The SEC issued interim final rules and a request for comment as part of its implementation of some of the many securities provisions contained in the Fixing America’s Surface Transportation (FAST) Act that became law last month. The interim rules focus on FAST Act sections dealing with Forms S-1 and F-1 for emerging growth companies (EGCs) and other smaller reporting companies. The interim rules are effective when they are published in the Federal Register, while comments on them are due 30 days later (Release No. 33-10003, January 13, 2016).

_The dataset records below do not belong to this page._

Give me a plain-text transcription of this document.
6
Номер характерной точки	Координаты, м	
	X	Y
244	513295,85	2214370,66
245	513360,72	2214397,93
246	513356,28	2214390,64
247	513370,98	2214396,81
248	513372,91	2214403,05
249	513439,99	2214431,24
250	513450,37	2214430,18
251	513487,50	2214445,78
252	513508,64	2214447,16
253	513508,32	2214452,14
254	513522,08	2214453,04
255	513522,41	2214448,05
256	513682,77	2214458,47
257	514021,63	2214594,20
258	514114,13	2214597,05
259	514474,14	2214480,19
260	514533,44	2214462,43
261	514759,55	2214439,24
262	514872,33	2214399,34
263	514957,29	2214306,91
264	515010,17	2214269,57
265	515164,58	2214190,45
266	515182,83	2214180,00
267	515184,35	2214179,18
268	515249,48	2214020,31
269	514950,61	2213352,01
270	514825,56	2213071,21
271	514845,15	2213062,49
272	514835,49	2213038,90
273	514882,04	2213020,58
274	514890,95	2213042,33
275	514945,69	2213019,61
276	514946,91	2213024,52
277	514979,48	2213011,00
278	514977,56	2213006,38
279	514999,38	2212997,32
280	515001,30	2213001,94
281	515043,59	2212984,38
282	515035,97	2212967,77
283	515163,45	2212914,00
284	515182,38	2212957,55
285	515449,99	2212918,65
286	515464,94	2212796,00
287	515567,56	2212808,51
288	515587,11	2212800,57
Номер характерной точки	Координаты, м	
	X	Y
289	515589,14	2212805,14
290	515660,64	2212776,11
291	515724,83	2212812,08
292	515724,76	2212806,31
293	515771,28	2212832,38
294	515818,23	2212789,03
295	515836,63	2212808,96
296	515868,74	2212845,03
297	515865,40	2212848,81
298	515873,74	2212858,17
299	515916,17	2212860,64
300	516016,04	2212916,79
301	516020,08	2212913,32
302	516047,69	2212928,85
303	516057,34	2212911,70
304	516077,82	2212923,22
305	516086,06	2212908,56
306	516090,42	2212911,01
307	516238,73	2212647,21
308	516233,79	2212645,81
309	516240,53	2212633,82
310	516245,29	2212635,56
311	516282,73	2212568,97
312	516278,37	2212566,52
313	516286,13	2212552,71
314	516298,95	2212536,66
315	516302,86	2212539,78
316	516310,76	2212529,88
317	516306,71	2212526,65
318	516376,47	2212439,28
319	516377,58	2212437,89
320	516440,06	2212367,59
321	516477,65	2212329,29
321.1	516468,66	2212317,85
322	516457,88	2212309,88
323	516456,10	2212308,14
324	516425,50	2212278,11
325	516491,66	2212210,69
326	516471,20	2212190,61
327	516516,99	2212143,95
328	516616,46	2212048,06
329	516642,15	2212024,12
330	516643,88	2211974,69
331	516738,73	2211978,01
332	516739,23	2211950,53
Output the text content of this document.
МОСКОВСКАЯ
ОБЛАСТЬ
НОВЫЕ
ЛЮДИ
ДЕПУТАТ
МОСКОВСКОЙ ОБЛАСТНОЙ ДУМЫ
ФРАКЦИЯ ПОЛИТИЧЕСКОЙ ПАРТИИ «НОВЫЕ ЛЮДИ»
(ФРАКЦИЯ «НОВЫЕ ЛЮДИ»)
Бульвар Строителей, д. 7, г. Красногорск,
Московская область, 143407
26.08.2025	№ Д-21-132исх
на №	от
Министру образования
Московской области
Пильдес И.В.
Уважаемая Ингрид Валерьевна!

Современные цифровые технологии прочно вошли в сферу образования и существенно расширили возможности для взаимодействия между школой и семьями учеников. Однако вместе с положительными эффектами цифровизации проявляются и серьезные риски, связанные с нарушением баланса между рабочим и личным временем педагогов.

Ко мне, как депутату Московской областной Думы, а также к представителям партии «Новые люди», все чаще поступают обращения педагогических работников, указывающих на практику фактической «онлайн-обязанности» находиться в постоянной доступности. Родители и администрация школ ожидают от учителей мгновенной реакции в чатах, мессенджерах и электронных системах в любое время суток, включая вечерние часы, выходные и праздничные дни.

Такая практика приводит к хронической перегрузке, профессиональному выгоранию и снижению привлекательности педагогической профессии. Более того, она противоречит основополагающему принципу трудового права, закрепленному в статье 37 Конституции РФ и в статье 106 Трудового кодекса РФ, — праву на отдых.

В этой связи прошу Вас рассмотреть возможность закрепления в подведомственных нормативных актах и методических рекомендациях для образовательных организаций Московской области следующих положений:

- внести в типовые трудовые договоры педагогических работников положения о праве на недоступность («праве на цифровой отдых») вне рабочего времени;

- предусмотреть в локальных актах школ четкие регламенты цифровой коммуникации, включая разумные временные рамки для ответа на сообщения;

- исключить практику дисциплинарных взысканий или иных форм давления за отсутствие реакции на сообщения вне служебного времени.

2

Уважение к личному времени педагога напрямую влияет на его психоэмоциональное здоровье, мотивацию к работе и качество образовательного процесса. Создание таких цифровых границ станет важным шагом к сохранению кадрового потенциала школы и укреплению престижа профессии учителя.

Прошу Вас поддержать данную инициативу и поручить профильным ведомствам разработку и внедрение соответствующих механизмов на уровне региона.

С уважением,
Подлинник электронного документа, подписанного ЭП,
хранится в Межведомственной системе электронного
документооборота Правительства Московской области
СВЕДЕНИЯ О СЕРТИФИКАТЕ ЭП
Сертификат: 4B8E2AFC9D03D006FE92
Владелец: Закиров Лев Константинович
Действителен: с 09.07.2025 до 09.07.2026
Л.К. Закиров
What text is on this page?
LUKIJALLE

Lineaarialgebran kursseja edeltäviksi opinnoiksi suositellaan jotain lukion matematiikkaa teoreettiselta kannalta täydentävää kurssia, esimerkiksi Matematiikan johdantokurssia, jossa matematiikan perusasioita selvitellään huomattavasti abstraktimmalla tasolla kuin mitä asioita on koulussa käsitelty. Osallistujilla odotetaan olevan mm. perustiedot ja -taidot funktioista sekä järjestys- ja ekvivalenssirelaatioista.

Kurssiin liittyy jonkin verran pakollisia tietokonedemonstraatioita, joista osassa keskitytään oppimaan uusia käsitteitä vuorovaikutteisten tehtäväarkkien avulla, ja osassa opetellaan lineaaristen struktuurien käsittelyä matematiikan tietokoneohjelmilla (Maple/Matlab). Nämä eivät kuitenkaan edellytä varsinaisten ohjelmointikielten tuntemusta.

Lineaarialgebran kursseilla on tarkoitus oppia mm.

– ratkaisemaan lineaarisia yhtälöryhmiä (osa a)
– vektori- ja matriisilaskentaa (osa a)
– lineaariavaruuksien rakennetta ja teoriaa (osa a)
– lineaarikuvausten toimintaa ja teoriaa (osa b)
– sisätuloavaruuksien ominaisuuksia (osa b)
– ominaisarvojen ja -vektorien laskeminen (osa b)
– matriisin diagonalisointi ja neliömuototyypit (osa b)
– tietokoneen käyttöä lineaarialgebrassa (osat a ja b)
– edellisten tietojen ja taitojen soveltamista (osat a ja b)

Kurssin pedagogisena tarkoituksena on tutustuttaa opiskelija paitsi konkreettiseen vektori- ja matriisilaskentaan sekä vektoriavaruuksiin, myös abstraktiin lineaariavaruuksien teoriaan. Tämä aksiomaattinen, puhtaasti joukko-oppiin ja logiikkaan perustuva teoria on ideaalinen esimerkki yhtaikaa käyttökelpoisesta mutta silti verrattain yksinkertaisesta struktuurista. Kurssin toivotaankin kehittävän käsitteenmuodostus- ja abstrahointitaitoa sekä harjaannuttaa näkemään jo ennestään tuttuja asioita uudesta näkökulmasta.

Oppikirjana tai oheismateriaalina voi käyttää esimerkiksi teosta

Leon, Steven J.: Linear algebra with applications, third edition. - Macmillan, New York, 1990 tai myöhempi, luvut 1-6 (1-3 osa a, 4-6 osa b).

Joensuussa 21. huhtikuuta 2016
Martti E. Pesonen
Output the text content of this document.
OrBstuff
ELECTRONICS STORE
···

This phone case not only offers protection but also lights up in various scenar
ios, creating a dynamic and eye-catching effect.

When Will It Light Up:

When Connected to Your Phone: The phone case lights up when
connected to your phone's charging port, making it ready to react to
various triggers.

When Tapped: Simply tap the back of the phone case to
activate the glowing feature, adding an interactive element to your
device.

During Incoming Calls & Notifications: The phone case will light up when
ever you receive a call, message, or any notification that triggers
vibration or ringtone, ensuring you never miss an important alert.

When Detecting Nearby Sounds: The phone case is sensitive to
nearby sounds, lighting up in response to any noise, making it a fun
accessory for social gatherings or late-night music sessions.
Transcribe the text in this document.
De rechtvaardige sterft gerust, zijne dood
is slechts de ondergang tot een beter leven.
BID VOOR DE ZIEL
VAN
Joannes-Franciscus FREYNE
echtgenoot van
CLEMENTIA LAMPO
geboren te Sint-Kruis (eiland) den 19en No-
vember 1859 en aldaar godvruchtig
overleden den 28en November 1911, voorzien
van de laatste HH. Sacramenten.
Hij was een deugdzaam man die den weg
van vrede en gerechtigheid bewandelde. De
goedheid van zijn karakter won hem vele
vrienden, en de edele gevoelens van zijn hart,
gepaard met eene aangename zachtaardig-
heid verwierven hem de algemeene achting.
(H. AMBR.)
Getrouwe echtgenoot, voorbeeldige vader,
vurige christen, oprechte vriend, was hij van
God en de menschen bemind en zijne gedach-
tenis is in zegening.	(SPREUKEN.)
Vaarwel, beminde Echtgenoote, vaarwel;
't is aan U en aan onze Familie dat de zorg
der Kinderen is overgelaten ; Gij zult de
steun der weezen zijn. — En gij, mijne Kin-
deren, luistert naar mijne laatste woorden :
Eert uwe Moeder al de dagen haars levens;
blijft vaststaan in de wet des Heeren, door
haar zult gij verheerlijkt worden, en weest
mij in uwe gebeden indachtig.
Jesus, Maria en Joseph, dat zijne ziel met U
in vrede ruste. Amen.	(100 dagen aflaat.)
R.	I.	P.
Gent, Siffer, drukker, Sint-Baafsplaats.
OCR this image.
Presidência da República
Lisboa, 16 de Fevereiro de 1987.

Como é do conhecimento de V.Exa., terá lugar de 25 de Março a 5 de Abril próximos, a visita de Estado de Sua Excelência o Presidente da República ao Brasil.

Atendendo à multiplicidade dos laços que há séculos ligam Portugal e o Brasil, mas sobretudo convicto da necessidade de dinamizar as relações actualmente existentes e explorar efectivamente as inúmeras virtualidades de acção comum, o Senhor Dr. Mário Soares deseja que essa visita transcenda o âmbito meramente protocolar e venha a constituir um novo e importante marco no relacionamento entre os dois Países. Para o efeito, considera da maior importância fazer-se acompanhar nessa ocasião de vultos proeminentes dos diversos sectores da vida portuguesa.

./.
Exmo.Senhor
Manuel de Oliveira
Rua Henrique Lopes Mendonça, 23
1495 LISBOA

Section 71003 of the FAST Act amended Section 102 of the Jumpstart Our Business Startups (JOBS) Act to ease some EGC disclosure duties. Specifically, the SEC must amend the general instructions to Forms S-1 and F-1 to provide that an EGC’s registration statement, prior to its IPO, can omit historical financial data otherwise required by Regulation S-X, if the EGC reasonably believes the information will not be required and the EGC amends its registration to include any required information as of the date of amendment before it distributes a preliminary prospectus.
The SEC was directed to move ahead on the forms revisions within 30 days of enactment of the FAST Act. Moreover, an EGC can rely on the provision in the same time period, subject to the stated conditions. Previously, the SEC issued guidance on application of the FAST Act.
The FAST Act also sought to ease burdens on other smaller reporting companies. Section 84001 directs the SEC to quickly revise Form S-1 to allow these companies to partake of forward incorporation by reference.